A growing number of students at a Baltimore high school for troubled or vulnerable youth are missing out on a second chance to turn their life around, instead becoming statistics in a city paralyzed by violent crime.
At least seven students at Excel Academy at Francis Wood High School have been murdered the past 15 months -- all victims of the city’s rising violence. At least five were killed during the 2016-17 school year. The sixth was killed in October and a seventh in November.
Among those was Stefon Cook, 20, who had been in school for only a month before he was gunned down in November.
“We knew him and we knew him in a good light,” Principal Tammatha Woodhouse told the Baltimore Sun.
Another was 19-year-old Markel Scott, who was shot six times two months before his high school graduation last year.
"I grew up here and I've never seen crime like this," his mother Sharonda Rhodes told the New York Times. "These are not normal times. The guns are everywhere."
“After the third time, it was like ‘What’s going on? Why are so many people from our school getting murdered? Is someone going after Excel?’"
The school is a grim reflection of the violence devastating the city, which saw 343 homicides in 2017 – making it three years in a row that the city saw more than 300 murders in a single year.
In its effort to help students cope with the ongoing violence, the school has four social workers, a psychologist and mental health counselors. Safe spaces have been set up so students have a place to vent.
“After the third time, it was like ‘What’s going on? Why are so many people from our school getting murdered? Is someone going after Excel?’ But I think most of them were at the wrong place at the wrong time,” student Deja Williams, 19, who knew all the seven young men killed, told the New York Times.
Woodhouse said there were many times during the last 15 months that she wondered if it was just too much to handle.
“I remember having a conversation with my supervisor like, ‘I don’t know if I can do this anymore.’ And he was like, ‘Well, who’s going to do it if you can’t?’” she said.
She continued: “These are young folks who are independent, taking care of themselves and have to survive in an environment that’s not so welcoming to young folks. How as a city do we look at them and ensure that they have economic resources and make sure that they have some stake in the game as it relates to Baltimore?”
City officials say they are trying to figure out ways to make the city safer.

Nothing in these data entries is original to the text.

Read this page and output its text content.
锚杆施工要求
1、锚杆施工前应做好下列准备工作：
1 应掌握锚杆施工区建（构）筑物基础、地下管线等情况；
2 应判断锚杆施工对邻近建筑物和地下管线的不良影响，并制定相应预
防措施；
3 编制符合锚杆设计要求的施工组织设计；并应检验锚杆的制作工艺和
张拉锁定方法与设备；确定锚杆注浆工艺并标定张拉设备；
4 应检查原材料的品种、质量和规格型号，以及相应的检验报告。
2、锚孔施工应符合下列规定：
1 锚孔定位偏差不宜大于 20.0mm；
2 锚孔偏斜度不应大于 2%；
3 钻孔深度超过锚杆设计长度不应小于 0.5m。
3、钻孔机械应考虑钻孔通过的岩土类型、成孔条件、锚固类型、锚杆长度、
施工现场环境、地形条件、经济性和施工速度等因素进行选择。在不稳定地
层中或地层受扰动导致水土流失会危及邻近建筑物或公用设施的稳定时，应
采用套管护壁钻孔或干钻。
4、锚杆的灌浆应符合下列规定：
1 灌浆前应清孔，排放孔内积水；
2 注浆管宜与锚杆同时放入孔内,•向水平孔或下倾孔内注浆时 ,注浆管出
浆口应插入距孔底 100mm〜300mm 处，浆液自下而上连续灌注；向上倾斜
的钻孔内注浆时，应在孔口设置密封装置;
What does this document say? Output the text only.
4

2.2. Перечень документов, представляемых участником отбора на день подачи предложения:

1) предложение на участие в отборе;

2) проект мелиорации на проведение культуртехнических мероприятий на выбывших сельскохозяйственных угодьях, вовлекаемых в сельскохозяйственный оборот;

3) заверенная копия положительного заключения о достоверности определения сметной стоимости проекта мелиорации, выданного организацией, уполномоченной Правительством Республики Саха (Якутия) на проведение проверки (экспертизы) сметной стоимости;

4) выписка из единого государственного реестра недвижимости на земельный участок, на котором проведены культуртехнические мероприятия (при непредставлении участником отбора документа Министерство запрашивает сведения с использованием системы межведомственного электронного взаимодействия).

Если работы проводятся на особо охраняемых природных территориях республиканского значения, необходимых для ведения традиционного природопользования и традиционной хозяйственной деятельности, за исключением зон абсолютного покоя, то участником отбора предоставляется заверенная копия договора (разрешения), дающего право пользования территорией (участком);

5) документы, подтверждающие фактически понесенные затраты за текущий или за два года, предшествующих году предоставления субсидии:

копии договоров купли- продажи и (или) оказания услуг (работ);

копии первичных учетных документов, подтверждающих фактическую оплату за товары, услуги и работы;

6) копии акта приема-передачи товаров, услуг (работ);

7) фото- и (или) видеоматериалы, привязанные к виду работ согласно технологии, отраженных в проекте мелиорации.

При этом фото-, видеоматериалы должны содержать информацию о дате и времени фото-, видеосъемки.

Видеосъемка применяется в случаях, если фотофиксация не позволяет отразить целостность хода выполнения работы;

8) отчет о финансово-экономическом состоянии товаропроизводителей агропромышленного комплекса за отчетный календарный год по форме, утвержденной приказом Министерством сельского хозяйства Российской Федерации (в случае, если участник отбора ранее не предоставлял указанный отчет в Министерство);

The city is adding a network of more than 750 high-definition cameras that have the ability to zoom in and follow people as they walk down the streets, the Times reported.
“It’s like sitting on a keg of dynamite. If we don't fix it, it will all explode."
The city’s leadership also ordered every agency to undertake initiatives to reduce crime, like installing street lighting and clearing vacant lots.
The recent rise in homicides appeared to be triggered by the April 2015 death of Freddie Gray, an African American man who died while in police custody.
“It’s like sitting on a keg of dynamite,” Mayor Catherine Pugh told the Baltimore Sun. “If we don’t fix it, it will all explode.”
While it’s unclear whether the strategies will work, Police Commissioner Kevin Davis told the Sun that the Violence Reduction Initiative is “fundamentally improving how the government is delivered to poor, violent communities in a way it’s never been delivered before.” He said they are already seeing a slight decrease in crime.
“So you have to stick with that,” he said, “and you have to find ways to expand it.”